Life on the ocean floor 80 million years ago was tough. Sea levels were shallow, predators were ever on the prowl, and there was always some other slimy, spiky, hard-shelled critter willing to steal your spot.
To survive, ancient relatives of the sea urchin reshaped their anatomy to become dead ringers for robust organic molecules made of carbon, known as buckyballs. It wasn't merely a solid choice, either – it was their mathematical destiny.
Fossils representing two primitive echinoderm species from the Late Cretaceous period reveal that the arrangements of their protective plates, called a calyx, were geometrically similar to the polygons of carbon spheres.
Comparing the underlying rules responsible for the structures allows us to understand how the animals' body shapes were able to diversify in response to environmental pressures, researchers explain in a new study.
To find clues on the kinds of constraints the ancient animals faced in their ability to adapt, a team from the University of Western Australia (UWA) and the University of Cambridge used special graphing techniques, to quantify the structural layouts of Uintacrinus socialis and Marsupites testudinarius, which belonged to a class of echinoderms known as crinoids.
Some layouts would have created less stable forms, while others just wouldn't have been possible. Networking the calyx's topology, or geometrical arrangements, helps researchers better understand the way forward – or even back – in natural selection.
"Survival was critical and the ball-like structures, able to withstand very heavy loads, formed around them to protect them from the harms of the ocean and aid buoyancy," says UWA evolutionary palaeoecologist Aaron Hunter.
At first glance, many crinoids might easily be mistaken for plants, with frond-like appendages waving in the ocean currents, and a stalk anchoring their calyx to the sea floor.
These two Cretaceous examples happened to buck that trend, ditching the stem altogether to settle into the soft powder of the limestone floor, or to rise up through the currents to seek out less treacherous pastures.
"These animals could then spread around the world and have been found in chalk rocks from Texas, US to Kalbarri in Western Australia," says Hunter.
"They could form a snowshoe to sit on the bottom of the shallow oceans or float and relocate to safer places."

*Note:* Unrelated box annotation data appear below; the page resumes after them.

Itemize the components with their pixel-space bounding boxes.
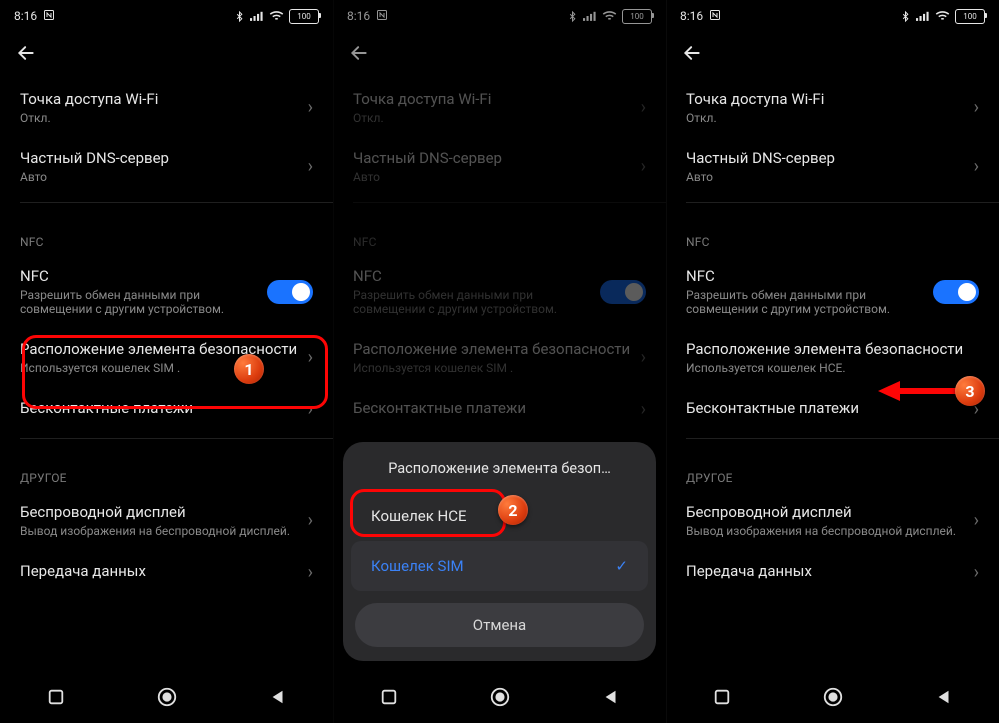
- nav-recent-button[interactable]: [709, 684, 735, 710]
- chevron-right-icon: ›: [308, 562, 313, 583]
- setting-subtitle: Разрешить обмен данными при совмещении с…: [686, 288, 933, 316]
- chevron-right-icon: ›: [308, 97, 313, 118]
- android-nav-bar: [666, 671, 999, 723]
- nav-back-button[interactable]: [598, 684, 624, 710]
- chevron-right-icon: ›: [308, 510, 313, 531]
- signal-icon: [250, 10, 264, 22]
- chevron-right-icon: ›: [974, 156, 979, 177]
- back-button[interactable]: [12, 39, 40, 67]
- setting-title: Частный DNS-сервер: [20, 149, 302, 167]
- chevron-right-icon: ›: [308, 156, 313, 177]
- android-nav-bar: [0, 671, 333, 723]
- setting-secure-element[interactable]: Расположение элемента безопасности Исполь…: [666, 328, 999, 387]
- setting-title: Расположение элемента безопасности: [20, 340, 302, 358]
- setting-title: Бесконтактные платежи: [686, 399, 968, 417]
- setting-title: Передача данных: [20, 562, 302, 580]
- setting-title: Бесконтактные платежи: [20, 399, 302, 417]
- setting-contactless[interactable]: Бесконтактные платежи ›: [666, 387, 999, 432]
- bluetooth-icon: [900, 10, 911, 23]
- setting-title: Точка доступа Wi-Fi: [20, 90, 302, 108]
- setting-subtitle: Вывод изображения на беспроводной диспле…: [20, 524, 302, 538]
- nfc-indicator-icon: [43, 9, 55, 24]
- setting-wireless-display[interactable]: Беспроводной дисплей Вывод изображения на…: [0, 491, 333, 550]
- back-button[interactable]: [678, 39, 706, 67]
- nav-back-button[interactable]: [931, 684, 957, 710]
- chevron-right-icon: ›: [974, 399, 979, 420]
- option-label: Кошелек SIM: [371, 557, 464, 575]
- section-header-nfc: NFC: [666, 217, 999, 255]
- dialog-option-sim[interactable]: Кошелек SIM ✓: [351, 541, 648, 591]
- setting-title: Беспроводной дисплей: [20, 503, 302, 521]
- setting-secure-element[interactable]: Расположение элемента безопасности Исполь…: [0, 328, 333, 387]
- setting-wifi-hotspot[interactable]: Точка доступа Wi-Fi Откл. ›: [0, 78, 333, 137]
- dialog-option-hce[interactable]: Кошелек HCE: [351, 491, 648, 541]
- setting-private-dns[interactable]: Частный DNS-сервер Авто ›: [0, 137, 333, 196]
- nav-back-button[interactable]: [265, 684, 291, 710]
- battery-icon: 100: [955, 9, 985, 24]
- nfc-toggle[interactable]: [933, 280, 979, 304]
- phone-screen-3: 8:16 100 Точка доступа Wi-Fi Откл. › Част…: [666, 0, 999, 723]
- chevron-right-icon: ›: [974, 562, 979, 583]
- setting-subtitle: Используется кошелек SIM .: [20, 361, 302, 375]
- section-header-other: ДРУГОЕ: [666, 453, 999, 491]
- status-bar: 8:16 100: [666, 0, 999, 28]
- chevron-right-icon: ›: [308, 399, 313, 420]
- setting-title: Частный DNS-сервер: [686, 149, 968, 167]
- chevron-right-icon: ›: [974, 510, 979, 531]
- section-header-other: ДРУГОЕ: [0, 453, 333, 491]
- phone-screen-2: 8:16 100 Точка доступа Wi-FiОткл. › Част…: [333, 0, 666, 723]
- dialog-cancel-button[interactable]: Отмена: [355, 603, 644, 647]
- setting-private-dns[interactable]: Частный DNS-сервер Авто ›: [666, 137, 999, 196]
- nfc-indicator-icon: [709, 9, 721, 24]
- setting-title: NFC: [20, 267, 267, 285]
- setting-subtitle: Откл.: [686, 111, 968, 125]
- setting-wireless-display[interactable]: Беспроводной дисплей Вывод изображения на…: [666, 491, 999, 550]
- bluetooth-icon: [234, 10, 245, 23]
- setting-subtitle: Вывод изображения на беспроводной диспле…: [686, 524, 968, 538]
- setting-subtitle: Используется кошелек HCE.: [686, 361, 979, 375]
- nfc-toggle[interactable]: [267, 280, 313, 304]
- wifi-icon: [935, 10, 950, 22]
- nav-home-button[interactable]: [820, 684, 846, 710]
- setting-title: Передача данных: [686, 562, 968, 580]
- setting-subtitle: Разрешить обмен данными при совмещении с…: [20, 288, 267, 316]
- android-nav-bar: [333, 671, 666, 723]
- setting-data-transfer[interactable]: Передача данных ›: [666, 550, 999, 595]
- nav-home-button[interactable]: [487, 684, 513, 710]
- nav-recent-button[interactable]: [43, 684, 69, 710]
- option-label: Кошелек HCE: [371, 507, 467, 525]
- status-time: 8:16: [680, 9, 703, 23]
- signal-icon: [916, 10, 930, 22]
- battery-icon: 100: [289, 9, 319, 24]
- setting-nfc-toggle[interactable]: NFC Разрешить обмен данными при совмещени…: [666, 255, 999, 328]
- check-icon: ✓: [615, 557, 628, 575]
- setting-contactless[interactable]: Бесконтактные платежи ›: [0, 387, 333, 432]
- setting-wifi-hotspot[interactable]: Точка доступа Wi-Fi Откл. ›: [666, 78, 999, 137]
- setting-subtitle: Авто: [20, 170, 302, 184]
- setting-title: Точка доступа Wi-Fi: [686, 90, 968, 108]
- setting-title: Расположение элемента безопасности: [686, 340, 979, 358]
- dialog-title: Расположение элемента безоп…: [343, 442, 656, 491]
- chevron-right-icon: ›: [974, 97, 979, 118]
- setting-data-transfer[interactable]: Передача данных ›: [0, 550, 333, 595]
- secure-element-dialog: Расположение элемента безоп… Кошелек HCE…: [343, 442, 656, 661]
- nav-home-button[interactable]: [154, 684, 180, 710]
- setting-title: Беспроводной дисплей: [686, 503, 968, 521]
- setting-subtitle: Авто: [686, 170, 968, 184]
- status-bar: 8:16 100: [0, 0, 333, 28]
- chevron-right-icon: ›: [308, 347, 313, 368]
- section-header-nfc: NFC: [0, 217, 333, 255]
- setting-nfc-toggle[interactable]: NFC Разрешить обмен данными при совмещени…: [0, 255, 333, 328]
- nav-recent-button[interactable]: [376, 684, 402, 710]
- setting-title: NFC: [686, 267, 933, 285]
- phone-screen-1: 8:16 100 Точка доступа Wi-Fi Откл. ›: [0, 0, 333, 723]
- setting-subtitle: Откл.: [20, 111, 302, 125]
- wifi-icon: [269, 10, 284, 22]
- status-time: 8:16: [14, 9, 37, 23]
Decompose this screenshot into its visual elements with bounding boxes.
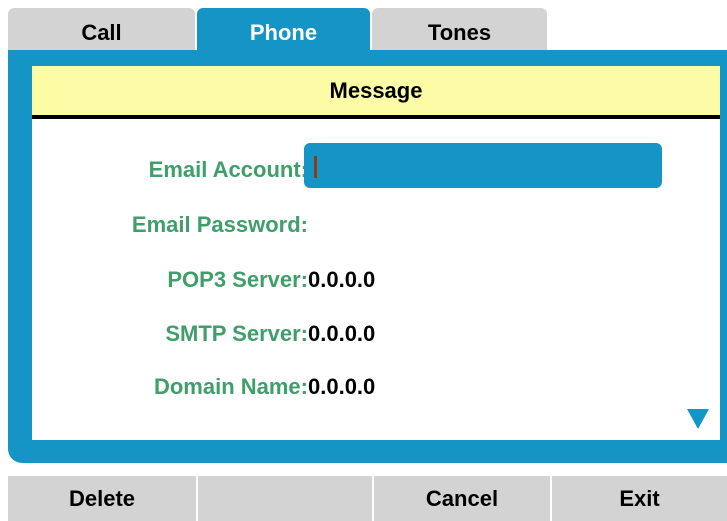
delete-softkey[interactable]: Delete — [8, 476, 196, 521]
smtp-server-label: SMTP Server: — [165, 321, 308, 346]
pop3-server-value[interactable]: 0.0.0.0 — [308, 267, 375, 293]
smtp-server-value[interactable]: 0.0.0.0 — [308, 321, 375, 347]
tab-tones-label: Tones — [427, 20, 492, 45]
tab-phone-label: Phone — [249, 20, 318, 45]
domain-name-label: Domain Name: — [153, 374, 308, 399]
pop3-server-label: POP3 Server: — [167, 267, 308, 292]
tab-tones[interactable]: Tones — [372, 8, 547, 52]
message-settings-panel: Message Email Account: Email Password: P… — [32, 66, 720, 440]
email-account-input[interactable] — [304, 143, 662, 188]
blank-softkey[interactable] — [198, 476, 372, 521]
text-cursor — [314, 156, 317, 178]
cancel-softkey[interactable]: Cancel — [374, 476, 550, 521]
cancel-softkey-label: Cancel — [425, 485, 499, 511]
exit-softkey[interactable]: Exit — [552, 476, 727, 521]
panel-title: Message — [32, 66, 720, 119]
tab-phone[interactable]: Phone — [197, 8, 370, 52]
triangle-down-icon[interactable] — [687, 409, 709, 429]
panel-title-text: Message — [329, 77, 423, 103]
domain-name-value[interactable]: 0.0.0.0 — [308, 374, 375, 400]
email-password-label: Email Password: — [131, 212, 308, 237]
email-account-label: Email Account: — [148, 157, 308, 182]
delete-softkey-label: Delete — [68, 485, 136, 511]
tab-call[interactable]: Call — [8, 8, 195, 52]
tab-call-label: Call — [81, 20, 122, 45]
exit-softkey-label: Exit — [619, 485, 660, 511]
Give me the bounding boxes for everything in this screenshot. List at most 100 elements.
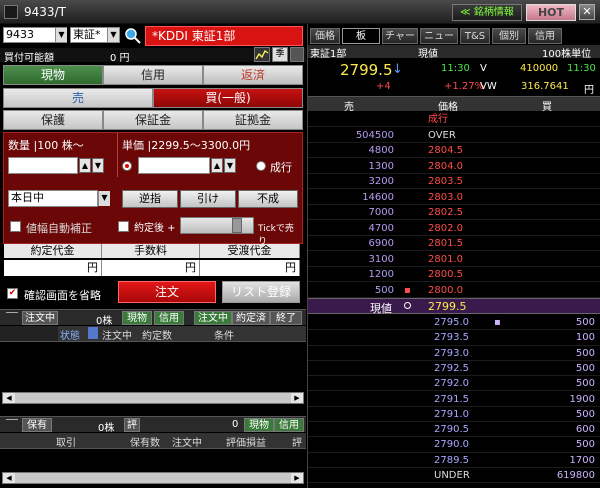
tab-buy[interactable]: 買(一般) xyxy=(153,88,303,108)
buying-power-row: 買付可能額 0 円 季 xyxy=(0,47,306,64)
collapse-icon[interactable] xyxy=(6,312,18,322)
after-fill-slider[interactable] xyxy=(180,217,254,234)
filter-pending[interactable]: 注文中 xyxy=(194,311,232,325)
after-fill-checkbox[interactable] xyxy=(118,221,129,232)
filter-filled[interactable]: 約定済 xyxy=(232,311,270,325)
bid-row[interactable]: 2793.0 500 xyxy=(308,346,600,361)
bid-price: 2791.0 xyxy=(434,408,469,420)
holdings-list[interactable] xyxy=(0,449,306,471)
holdings-filter-genbutsu[interactable]: 現物 xyxy=(244,418,274,432)
ask-price: 2804.5 xyxy=(428,145,463,156)
holdings-filter-shinyo[interactable]: 信用 xyxy=(274,418,304,432)
hot-button[interactable]: HOT xyxy=(526,4,576,21)
scroll-left-icon[interactable]: ◀ xyxy=(3,393,15,403)
tab-news[interactable]: ニュース xyxy=(420,28,458,57)
tab-hoshokin[interactable]: 保証金 xyxy=(103,110,203,130)
ask-price: 2800.5 xyxy=(428,269,463,280)
stop-order-button[interactable]: 逆指 xyxy=(122,190,178,208)
auto-correct-checkbox[interactable] xyxy=(10,221,21,232)
order-button[interactable]: 注文 xyxy=(118,281,216,303)
filter-icon[interactable] xyxy=(88,327,98,339)
grid-icon[interactable] xyxy=(290,47,304,62)
bid-row[interactable]: 2793.5 100 xyxy=(308,330,600,346)
orders-scrollbar[interactable]: ◀ ▶ xyxy=(2,392,304,404)
ask-row[interactable]: 504500 OVER xyxy=(308,128,600,143)
bid-row[interactable]: 2789.5 1700 xyxy=(308,453,600,468)
add-to-list-button[interactable]: リスト登録 xyxy=(222,281,300,303)
ask-row[interactable]: 14600 2803.0 xyxy=(308,190,600,205)
ask-row[interactable]: 1200 2800.5 xyxy=(308,267,600,283)
tab-shokokin[interactable]: 証拠金 xyxy=(203,110,303,130)
qty-up-icon[interactable]: ▲ xyxy=(79,158,91,173)
ask-qty: 1200 xyxy=(368,269,394,280)
tab-hensai[interactable]: 返済 xyxy=(203,65,303,85)
bid-row[interactable]: 2792.5 500 xyxy=(308,361,600,377)
ask-ladder: 成行 504500 OVER 4800 2804.5 1300 2804.0 3200 2803… xyxy=(308,112,600,298)
chevron-down-icon[interactable]: ▼ xyxy=(98,191,110,206)
tab-sell[interactable]: 売 xyxy=(3,88,153,108)
chevron-down-icon[interactable]: ▼ xyxy=(107,28,119,42)
ask-row[interactable]: 4800 2804.5 xyxy=(308,143,600,159)
search-icon[interactable] xyxy=(124,27,142,44)
tab-individual[interactable]: 個別 xyxy=(492,28,526,44)
tab-shinyo[interactable]: 信用 xyxy=(103,65,203,85)
qty-input[interactable] xyxy=(8,157,78,174)
tab-margin[interactable]: 信用 xyxy=(528,28,562,44)
ask-row[interactable]: 4700 2802.0 xyxy=(308,221,600,236)
skip-confirm-checkbox[interactable]: ✔ xyxy=(7,288,18,299)
slider-thumb[interactable] xyxy=(232,218,242,233)
holdings-scrollbar[interactable]: ◀ ▶ xyxy=(2,472,304,484)
bid-row[interactable]: 2795.0 500 ▪ xyxy=(308,315,600,331)
qty-down-icon[interactable]: ▼ xyxy=(92,158,104,173)
stamp-icon[interactable]: 季 xyxy=(272,47,288,62)
orders-list[interactable] xyxy=(0,342,306,390)
ask-row[interactable]: 7000 2802.5 xyxy=(308,205,600,221)
scroll-right-icon[interactable]: ▶ xyxy=(291,393,303,403)
ask-row[interactable]: 6900 2801.5 xyxy=(308,236,600,252)
bid-row[interactable]: 2790.5 600 xyxy=(308,422,600,438)
ask-row[interactable]: 500 2800.0 ▪ xyxy=(308,283,600,298)
tab-price[interactable]: 価格 xyxy=(310,28,340,44)
ask-row[interactable]: 1300 2804.0 xyxy=(308,159,600,174)
price-input[interactable] xyxy=(138,157,210,174)
marker-icon xyxy=(404,302,411,309)
scroll-left-icon[interactable]: ◀ xyxy=(3,473,15,483)
ask-row[interactable]: 3100 2801.0 xyxy=(308,252,600,267)
stock-info-button[interactable]: ≪ 銘柄情報 xyxy=(452,4,522,21)
bid-price: 2792.5 xyxy=(434,362,469,374)
bid-row[interactable]: 2791.5 1900 xyxy=(308,392,600,407)
closing-order-button[interactable]: 引け xyxy=(180,190,236,208)
tab-tns[interactable]: T&S xyxy=(460,28,490,44)
ask-price: 2801.5 xyxy=(428,238,463,249)
chevron-down-icon[interactable]: ▼ xyxy=(55,28,67,42)
filter-ended[interactable]: 終了 xyxy=(270,311,302,325)
tab-genbutsu[interactable]: 現物 xyxy=(3,65,103,85)
scroll-right-icon[interactable]: ▶ xyxy=(291,473,303,483)
close-icon[interactable]: ✕ xyxy=(579,4,595,20)
bid-row[interactable]: UNDER 619800 xyxy=(308,468,600,484)
ask-row[interactable]: 3200 2803.5 xyxy=(308,174,600,190)
chart-icon[interactable] xyxy=(254,47,270,62)
price-down-icon[interactable]: ▼ xyxy=(224,158,236,173)
col-status[interactable]: 状態 xyxy=(60,327,80,342)
ask-row[interactable]: 成行 xyxy=(308,112,600,128)
filter-shinyo[interactable]: 信用 xyxy=(154,311,184,325)
price-label: 単価 |2299.5～3300.0円 xyxy=(122,139,251,152)
limit-order-radio[interactable] xyxy=(122,161,132,171)
bid-row[interactable]: 2792.0 500 xyxy=(308,376,600,392)
filter-genbutsu[interactable]: 現物 xyxy=(122,311,152,325)
price-up-icon[interactable]: ▲ xyxy=(211,158,223,173)
expiry-select[interactable]: 本日中 xyxy=(8,190,98,207)
funari-order-button[interactable]: 不成 xyxy=(238,190,298,208)
tab-hogo[interactable]: 保護 xyxy=(3,110,103,130)
bid-row[interactable]: 2791.0 500 xyxy=(308,407,600,423)
tab-chart[interactable]: チャート xyxy=(382,28,418,57)
market-order-radio[interactable] xyxy=(256,161,266,171)
bid-row[interactable]: 2790.0 500 xyxy=(308,437,600,453)
collapse-icon[interactable] xyxy=(6,419,18,429)
ask-qty: 500 xyxy=(374,284,394,296)
tab-board[interactable]: 板 xyxy=(342,28,380,44)
volume: 410000 xyxy=(520,63,559,74)
current-row-label: 現値 xyxy=(370,302,392,315)
change-pct: +1.27% xyxy=(444,81,485,92)
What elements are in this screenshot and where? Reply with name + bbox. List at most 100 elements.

Their near-spherical calyces also looked more or less alike. Marsupites had 16 large, five- or six-sided plates in a soccer-ball type arrangement, compared with Uintacrinus' numerous tiny ones, comprising four-to-eight sides each.
These arrangements, the scientists found, weren't just reminiscent of carbon nanostructures. They were mathematically a match, with Marsupites looking just like a blown-up version of a spherical molecule made of 30 carbon atoms.
The most famous example of carbon spheres like this is the buckminsterfullerene, after the 20th century American inventor and architect, Buckminster Fuller.
His geodesic dome design – realised in famous structures such as the massive Eden Project in Cornwall, UK – married the strength of such polygon arrangements with a modernist aesthetic.
It seems Fuller was beaten to the punch by around 80 million years, though.
"The structures are also found in the carbon molecule buckminsterfullerene, but this is the first time we have found such a structure in fossils," says Hunter.
"It still remains a mystery why these successful structures did not evolve again."
That question of why it's a rare shape in nature, given its potential for standing up against a predator's bite, depends largely on just how easily it can arise in the first place.
The timelines of Uintacrinus and Marsupites overlapped for roughly a million years, back when dinosaurs still roamed.
The period also happened to also be at the tail end of an era that saw new kinds of shell-crushing predators evolve, putting pressure on hard-shelled creatures in the ocean depths.
By analysing the topological arrangements of these plates as a network, the researchers could compare these structures with all of the possible shapes available, helping better understand how their evolution could have occurred.
It turns out that for the crinoid Marsupites, a stable buckyball structure was in the cards, with graphing models showing limited pathways to other possible body plans.
Uintacrinus wasn't quite so fortunate. Its own layout was a good attempt, but those smaller, uneven plates wouldn't have provided the same rigidity.
This kind of network mapping of body shapes has been applied in other areas of biology, but it's still a tool with plenty of unrealised potential for understanding why some evolutionary branches boom, while others go bust.
Evolution can often feel like a wild gamble. But in many cases, the cards are heavily stacked.
For these ancient urchins of the sea, it was a lucky hand that saw them hold out for a while in a world bent on seeing them lose.
This research was published in Palaeontology.